En quoi l'institution scolaire est-elle contrepoductive?

L’Institution est intrinsèquement déshumanisante

La nationalisation de l’école implique l’institutionnalisation du système scolaire. Or, le concept même d’Institution contient des limites. Nous allons voir que les critiques avancées par plusieurs auteurs venant du milieu psychanalytique sont transposables à l’Institution scolaire.

Erving Goffman (1968) développe la notion d’ « institution totale » pour désigner le fait que la totalité de notre vie est prise dans des institutions, de notre naissance à notre mort. Cela conduit à une déshumanisation, un étiquetage, une réduction, ainsi qu’à l’impression que la machine structurelle englobante qu’est l’institution nous domine (Luc Boltanski et Eve Chiapello, 1999) et nous aliène (Max Weber), qu’elle nous enferme dans une cage d’acier (Michaël Löwy), qu’elle est étrange, distante, et que ses fonctionnements bureaucratiques nous empêchent d’avoir une prise sur elle.

Selon Ivan Illich (1971), l’aliénation commence à l’école, qui sépare l’éducation de la réalité et le travail de la créativité. Elle impose aux enfants d’être des enfants ( c’est-à-dire contrairement aux adultes de ne pas pouvoir travailler mais de devoir aller à l’école) selon un principe de protection de l’enfance alors que les enfants détestent faire les enfants. Il rejoint ainsi Maria Montessori, pour qui les enfants préfèrent faire pour de vrai plutôt que faire semblant.

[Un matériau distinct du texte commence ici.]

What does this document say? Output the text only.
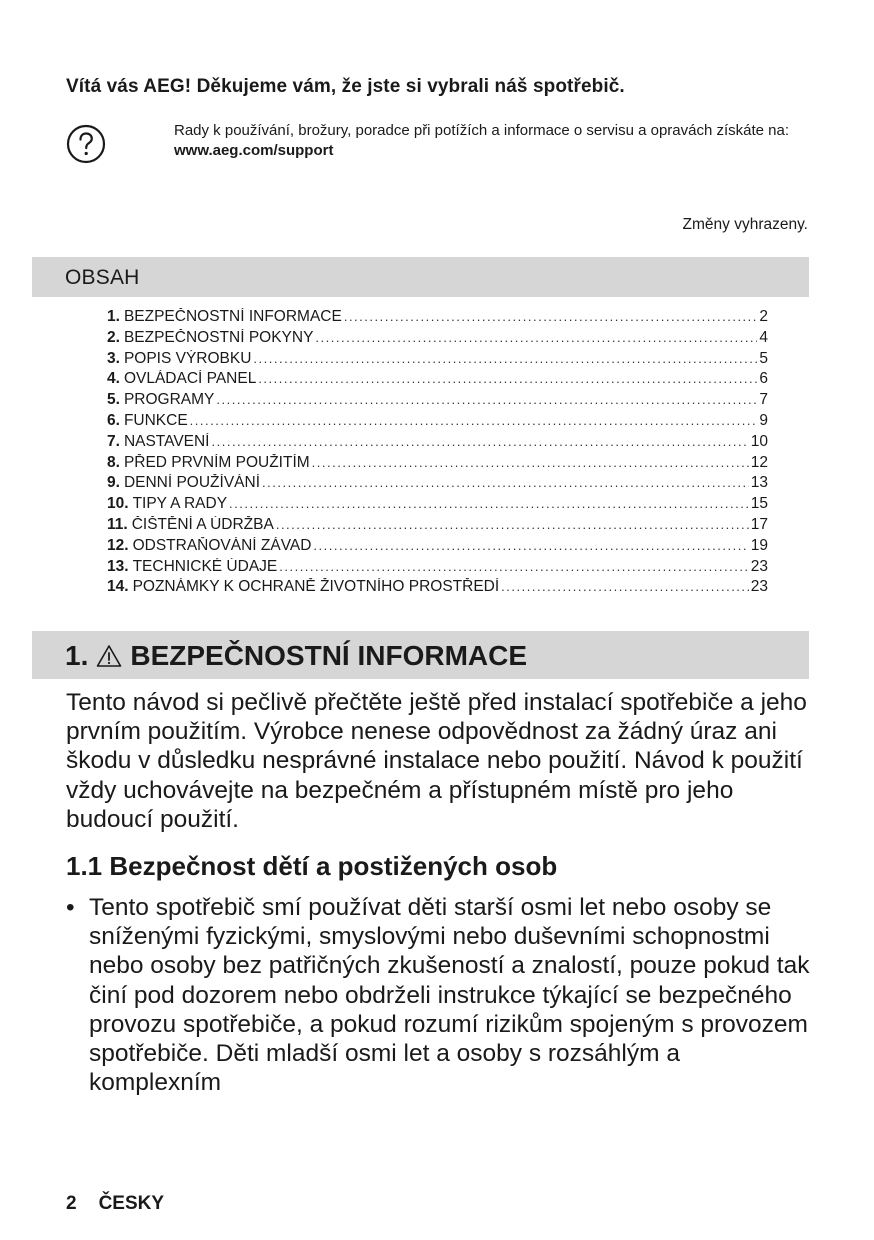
Vítá vás AEG! Děkujeme vám, že jste si vybrali náš spotřebič.
Rady k používání, brožury, poradce při potížích a informace o servisu a opravách získáte na:
www.aeg.com/support
Změny vyhrazeny.
OBSAH
1. BEZPEČNOSTNÍ INFORMACE .....	2
2. BEZPEČNOSTNÍ POKYNY .....	4
3. POPIS VÝROBKU .....	5
4. OVLÁDACÍ PANEL .....	6
5. PROGRAMY .....	7
6. FUNKCE .....	9
7. NASTAVENÍ .....	10
8. PŘED PRVNÍM POUŽITÍM .....	12
9. DENNÍ POUŽÍVÁNÍ .....	13
10. TIPY A RADY .....	15
11. ČIŠTĚNÍ A ÚDRŽBA .....	17
12. ODSTRAŇOVÁNÍ ZÁVAD .....	19
13. TECHNICKÉ ÚDAJE .....	23
14. POZNÁMKY K OCHRANĚ ŽIVOTNÍHO PROSTŘEDÍ .....	23
1. BEZPEČNOSTNÍ INFORMACE

Tento návod si pečlivě přečtěte ještě před instalací spotřebiče a jeho prvním použitím. Výrobce nenese odpovědnost za žádný úraz ani škodu v důsledku nesprávné instalace nebo použití. Návod k použití vždy uchovávejte na bezpečném a přístupném místě pro jeho budoucí použití.

1.1 Bezpečnost dětí a postižených osob
• Tento spotřebič smí používat děti starší osmi let nebo osoby se sníženými fyzickými, smyslovými nebo duševními schopnostmi nebo osoby bez patřičných zkušeností a znalostí, pouze pokud tak činí pod dozorem nebo obdrželi instrukce týkající se bezpečného provozu spotřebiče, a pokud rozumí rizikům spojeným s provozem spotřebiče. Děti mladší osmi let a osoby s rozsáhlým a komplexním
2 ČESKY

Les institutions (scolaire, hospitalière, pénitencière etc) sont de plus critiquées pour leur inefficacité, puisqu’elles vont même selon Russel Barton (1974) jusqu’à créer des pathologies au lieu de les guérir. Il parle ainsi de « névrose institutionnelle » pour caractériser la dimension subjective de l’institution, ses désirs inconscients et ses stéréotypes anti-thérapeutiques. Les institutions produisent l’inverse de leur finalité de par leurs contradictions : par exemple, si elles tendent à une fluidité des échanges, elles les bloquent en fait par une multitude d’interruptions et de frontières. Aussi, Jean-Paul Sartre (1960) développe l’idée de sérialité pour désigner le caractère répétitif et vide d’un style d’existence relevant d’un fonctionnement de groupe « practico-inerte ».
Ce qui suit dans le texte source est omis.